A Windows-based computer is infected with malware and is running too slowly to boot and run a malware scanner. Which of the following is the BEST way to run the malware scanner?
A. Kill all system processes B. Enable the firewall C. Boot from CD/USB D. Disable the network connection
Answer: C
Explanation: Antivirus companies frequently create boot discs you can use to scan and repair your computer. These tools can be burned to a CD or DVD or installed onto a USB drive. You can then restart your computer and boot from the removable media. A special antivirus environment will load where your computer can be scanned and repaired.
Incorrect Options:
A: Kill all system processes will stop system processes, and could have a negative effect on the system. It is not the BEST way to run the malware scanner
B: The basic purpose of a firewall is to isolate one network from another. It is not the BEST way to run the malware scanner.

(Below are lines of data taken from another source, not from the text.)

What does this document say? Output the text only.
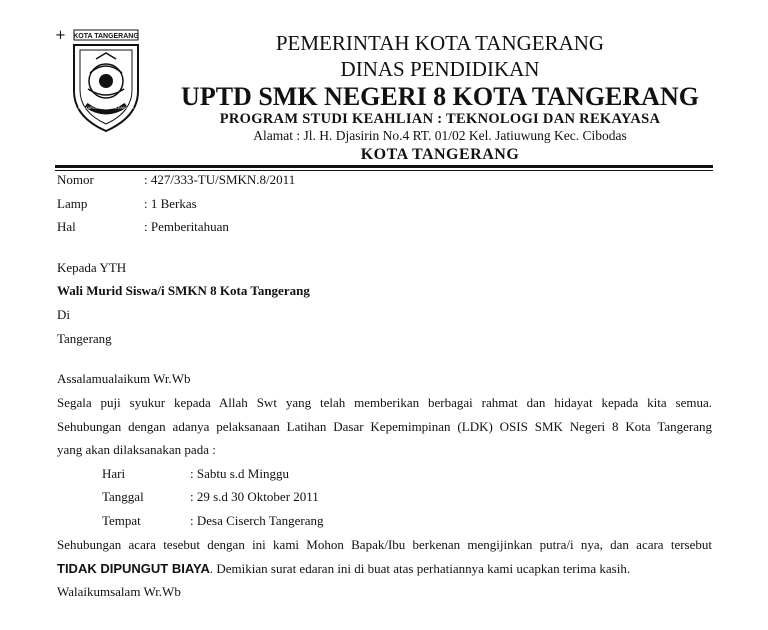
+ KOTA TANGERANG
LAH KARYA ADHI KERTA RAHARJA
PEMERINTAH KOTA TANGERANG
DINAS PENDIDIKAN
UPTD SMK NEGERI 8 KOTA TANGERANG
PROGRAM STUDI KEAHLIAN : TEKNOLOGI DAN REKAYASA
Alamat : Jl. H. Djasirin No.4 RT. 01/02 Kel. Jatiuwung Kec. Cibodas
KOTA TANGERANG
Nomor	: 427/333-TU/SMKN.8/2011
Lamp	: 1 Berkas
Hal	: Pemberitahuan
Kepada YTH
Wali Murid Siswa/i SMKN 8 Kota Tangerang
Di
Tangerang
Assalamualaikum Wr.Wb
Segala puji syukur kepada Allah Swt yang telah memberikan berbagai rahmat dan hidayat kepada kita semua.
Sehubungan dengan adanya pelaksanaan Latihan Dasar Kepemimpinan (LDK) OSIS SMK Negeri 8 Kota Tangerang
yang akan dilaksanakan pada :
Hari	: Sabtu s.d Minggu
Tanggal	: 29 s.d 30 Oktober 2011
Tempat	: Desa Ciserch Tangerang
Sehubungan acara tesebut dengan ini kami Mohon Bapak/Ibu berkenan mengijinkan putra/i nya, dan acara tersebut
TIDAK DIPUNGUT BIAYA. Demikian surat edaran ini di buat atas perhatiannya kami ucapkan terima kasih.
Walaikumsalam Wr.Wb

D: Disabling the network connection will not allow for the BEST way to run the malware scanner.
A network administrator is responsible for securing applications against external attacks. Every month, the underlying operating system is updated. There is no process in place for other software updates. Which of the following processes could MOST effectively mitigate these risks?
A. Application hardening B. Application change management C. Application patch management D. Application firewall review
Answer: C
Explanation: The question states that operating system updates are applied but not other software updates. The ‘other software’ in this case would be applications. Software updates includes functionality updates and more importantly security updates. The process of applying software updates or ‘patches’ to applications is known as ‘application patch management’. Application patch management is an effective way of mitigating security risks associated with software applications.